18th August 2014
As the price of bullion enjoys a rebound broker interest in African gold mining and exploration group Randgold Resources is accelerating.
Following a caustic period in 2013, the price of gold has enjoyed something of a rebound in 2014 where year-to-date it is up almost 8% to circa $1,297 per ounce.
Traditionally viewed as a ‘safe haven’ assert, experts have pointed to the unrest in the Middle East and the Ukraine situation as primary reasons for the resurgence in the precious metal.
Nicholas Brooks, head of research and investment strategy at exchange traded fund (ETF) provider ETF Securities notes the group saw its physical gold ETF, which tracks the price of bullion, witness inflows last week of $75.5m, bringing the trailing 4 week total to US$282.6mn, the highest since August 2012
He said: “Last week marked the fifth consecutive week of net inflows into long gold ETPs, with monthly flows the highest in two years as European investors’ watch Russia’s continued meddling in the Ukraine with trepidation.”

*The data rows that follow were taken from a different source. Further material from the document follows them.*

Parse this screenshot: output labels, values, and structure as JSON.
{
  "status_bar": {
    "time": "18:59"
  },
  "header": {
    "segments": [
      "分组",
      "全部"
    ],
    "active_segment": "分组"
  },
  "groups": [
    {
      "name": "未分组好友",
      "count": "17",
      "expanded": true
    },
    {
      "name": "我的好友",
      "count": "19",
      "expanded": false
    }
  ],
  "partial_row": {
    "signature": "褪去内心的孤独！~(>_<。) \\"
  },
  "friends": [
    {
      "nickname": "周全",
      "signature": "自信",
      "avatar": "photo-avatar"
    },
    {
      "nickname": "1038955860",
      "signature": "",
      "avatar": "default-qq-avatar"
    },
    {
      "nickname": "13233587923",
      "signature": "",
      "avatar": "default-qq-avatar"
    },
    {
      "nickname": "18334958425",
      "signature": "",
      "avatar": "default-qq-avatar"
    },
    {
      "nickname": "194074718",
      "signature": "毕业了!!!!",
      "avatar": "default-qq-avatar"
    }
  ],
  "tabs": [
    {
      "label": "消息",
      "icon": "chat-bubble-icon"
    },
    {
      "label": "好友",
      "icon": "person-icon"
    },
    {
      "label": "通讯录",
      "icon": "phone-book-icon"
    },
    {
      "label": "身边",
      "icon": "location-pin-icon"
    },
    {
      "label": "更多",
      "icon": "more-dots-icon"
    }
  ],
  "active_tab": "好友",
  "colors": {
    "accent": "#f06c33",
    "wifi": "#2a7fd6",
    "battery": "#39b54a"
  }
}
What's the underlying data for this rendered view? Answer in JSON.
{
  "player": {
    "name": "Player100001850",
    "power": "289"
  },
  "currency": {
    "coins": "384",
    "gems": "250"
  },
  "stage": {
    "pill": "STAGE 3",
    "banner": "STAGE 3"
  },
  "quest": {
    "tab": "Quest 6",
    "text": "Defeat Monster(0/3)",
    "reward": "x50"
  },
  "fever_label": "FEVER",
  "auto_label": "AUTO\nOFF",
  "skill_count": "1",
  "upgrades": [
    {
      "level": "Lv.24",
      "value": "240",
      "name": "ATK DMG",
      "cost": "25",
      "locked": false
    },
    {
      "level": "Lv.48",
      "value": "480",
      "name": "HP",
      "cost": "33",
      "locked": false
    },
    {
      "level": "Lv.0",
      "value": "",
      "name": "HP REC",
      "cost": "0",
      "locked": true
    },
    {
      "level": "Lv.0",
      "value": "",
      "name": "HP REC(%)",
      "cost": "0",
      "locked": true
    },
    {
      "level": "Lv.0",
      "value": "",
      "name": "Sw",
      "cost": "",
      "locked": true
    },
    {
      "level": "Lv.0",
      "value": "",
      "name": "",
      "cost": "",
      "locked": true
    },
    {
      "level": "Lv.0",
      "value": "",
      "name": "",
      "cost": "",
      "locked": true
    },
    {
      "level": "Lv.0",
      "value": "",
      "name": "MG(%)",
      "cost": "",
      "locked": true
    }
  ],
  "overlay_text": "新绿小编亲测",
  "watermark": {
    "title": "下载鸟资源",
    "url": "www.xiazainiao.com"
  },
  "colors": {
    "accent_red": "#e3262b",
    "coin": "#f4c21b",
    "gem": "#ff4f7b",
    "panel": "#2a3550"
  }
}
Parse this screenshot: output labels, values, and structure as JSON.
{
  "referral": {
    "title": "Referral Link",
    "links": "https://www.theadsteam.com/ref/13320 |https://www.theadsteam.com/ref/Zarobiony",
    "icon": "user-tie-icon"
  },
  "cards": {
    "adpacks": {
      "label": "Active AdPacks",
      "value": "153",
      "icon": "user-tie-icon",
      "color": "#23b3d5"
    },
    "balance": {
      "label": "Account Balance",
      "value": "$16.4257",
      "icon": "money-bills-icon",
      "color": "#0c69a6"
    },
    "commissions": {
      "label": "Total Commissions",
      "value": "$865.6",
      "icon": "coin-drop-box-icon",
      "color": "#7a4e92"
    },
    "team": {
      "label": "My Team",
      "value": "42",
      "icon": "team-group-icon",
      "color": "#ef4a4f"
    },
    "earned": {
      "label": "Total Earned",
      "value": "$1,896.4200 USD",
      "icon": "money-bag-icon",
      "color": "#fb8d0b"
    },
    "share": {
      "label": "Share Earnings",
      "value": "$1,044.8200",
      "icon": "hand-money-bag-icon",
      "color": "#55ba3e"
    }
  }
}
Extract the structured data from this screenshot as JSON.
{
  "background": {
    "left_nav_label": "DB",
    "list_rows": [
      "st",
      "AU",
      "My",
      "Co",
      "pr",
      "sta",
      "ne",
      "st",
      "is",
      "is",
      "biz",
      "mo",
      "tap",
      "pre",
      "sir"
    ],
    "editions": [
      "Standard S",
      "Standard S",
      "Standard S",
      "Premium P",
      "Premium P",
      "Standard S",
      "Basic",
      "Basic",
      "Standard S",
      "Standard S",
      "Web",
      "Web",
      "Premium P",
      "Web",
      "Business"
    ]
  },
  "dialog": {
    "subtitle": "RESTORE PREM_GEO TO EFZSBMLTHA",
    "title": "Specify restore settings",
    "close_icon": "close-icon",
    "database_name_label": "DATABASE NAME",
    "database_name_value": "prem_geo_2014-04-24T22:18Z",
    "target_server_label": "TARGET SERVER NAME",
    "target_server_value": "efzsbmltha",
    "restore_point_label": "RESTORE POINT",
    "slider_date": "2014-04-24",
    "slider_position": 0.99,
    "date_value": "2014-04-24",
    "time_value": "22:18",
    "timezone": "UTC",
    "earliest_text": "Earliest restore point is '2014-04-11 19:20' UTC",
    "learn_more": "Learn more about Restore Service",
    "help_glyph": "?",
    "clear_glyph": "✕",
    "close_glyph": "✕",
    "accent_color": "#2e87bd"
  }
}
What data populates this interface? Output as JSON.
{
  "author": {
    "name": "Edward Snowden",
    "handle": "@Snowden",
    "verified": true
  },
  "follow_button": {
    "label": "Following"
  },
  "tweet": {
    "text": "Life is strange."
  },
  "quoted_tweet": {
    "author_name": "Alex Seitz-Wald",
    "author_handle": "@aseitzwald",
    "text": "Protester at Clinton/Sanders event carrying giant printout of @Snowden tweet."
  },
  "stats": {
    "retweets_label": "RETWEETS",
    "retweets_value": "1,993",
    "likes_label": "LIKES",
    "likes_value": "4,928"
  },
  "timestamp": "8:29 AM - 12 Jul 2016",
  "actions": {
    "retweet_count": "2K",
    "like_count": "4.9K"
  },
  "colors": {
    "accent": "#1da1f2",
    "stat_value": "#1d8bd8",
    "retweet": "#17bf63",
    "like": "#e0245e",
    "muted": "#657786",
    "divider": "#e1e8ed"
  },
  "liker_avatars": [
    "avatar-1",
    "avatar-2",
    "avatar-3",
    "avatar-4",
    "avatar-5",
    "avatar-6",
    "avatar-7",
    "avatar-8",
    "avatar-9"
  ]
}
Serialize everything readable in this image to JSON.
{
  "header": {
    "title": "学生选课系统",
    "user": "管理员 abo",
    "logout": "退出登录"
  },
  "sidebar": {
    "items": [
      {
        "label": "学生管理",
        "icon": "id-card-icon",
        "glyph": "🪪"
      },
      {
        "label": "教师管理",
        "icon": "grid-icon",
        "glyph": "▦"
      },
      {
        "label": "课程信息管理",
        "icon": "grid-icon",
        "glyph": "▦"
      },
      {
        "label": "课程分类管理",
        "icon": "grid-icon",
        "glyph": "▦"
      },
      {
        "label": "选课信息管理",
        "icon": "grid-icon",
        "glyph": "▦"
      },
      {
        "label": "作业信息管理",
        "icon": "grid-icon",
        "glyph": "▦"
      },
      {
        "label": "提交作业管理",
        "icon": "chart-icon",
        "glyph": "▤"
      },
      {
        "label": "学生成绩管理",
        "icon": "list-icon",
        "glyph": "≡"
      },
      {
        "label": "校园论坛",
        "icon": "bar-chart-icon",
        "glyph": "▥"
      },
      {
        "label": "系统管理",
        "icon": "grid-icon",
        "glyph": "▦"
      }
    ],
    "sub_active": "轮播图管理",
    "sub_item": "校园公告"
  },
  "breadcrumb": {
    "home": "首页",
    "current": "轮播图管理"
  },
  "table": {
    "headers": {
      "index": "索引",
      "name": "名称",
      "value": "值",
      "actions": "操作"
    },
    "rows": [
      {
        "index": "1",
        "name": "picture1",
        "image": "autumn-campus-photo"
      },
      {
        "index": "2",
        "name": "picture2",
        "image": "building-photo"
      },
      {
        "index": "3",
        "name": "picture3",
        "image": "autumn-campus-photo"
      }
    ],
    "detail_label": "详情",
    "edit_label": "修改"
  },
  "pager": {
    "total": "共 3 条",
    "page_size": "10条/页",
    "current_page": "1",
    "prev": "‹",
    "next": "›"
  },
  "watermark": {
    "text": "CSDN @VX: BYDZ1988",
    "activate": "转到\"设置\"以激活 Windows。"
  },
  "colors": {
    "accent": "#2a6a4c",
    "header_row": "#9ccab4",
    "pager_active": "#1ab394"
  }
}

In line with the better sentiment towards the precious metal and the mining sector in general, Rangold Resources has also witnessed the value of its shares rise by 4% over the past 12 months and by a robust 11% in the last three. Presently the analyst consensus on the firm’s shares is pointing towards a ‘buy’.
Helal Miah, investment research analyst at The Share Centre has also tipped the FTSE 100 constituent as a ‘buy’. He said: “Randgold Resources is a gold miner whose principal operations are in Mali, a country with significant levels of political instability. The recent tensions have impacted confidence in the company’s share price but the operations on the ground remain largely unaffected. The company has been ramping up production consistently to record levels while expansion and exploration seem to be progressing well.”
Miah noted that along with the political risks in Mali the share price has also been knocked by the fall in gold price following the start of the withdrawal of monetary stimulus from the US. At a forward price to earnings multiple of 21 times, the shares do look a little richer compared to the peer group but this factors in the prospects from the group’s exploration programme and expansion of the resource base he added.
Miah said: “The most recent quarterly production update continued with the theme of increasing production levels, so we recommend Randgold Resources as a ‘buy’ for investors willing to take on a high level of risk for a play on gold.”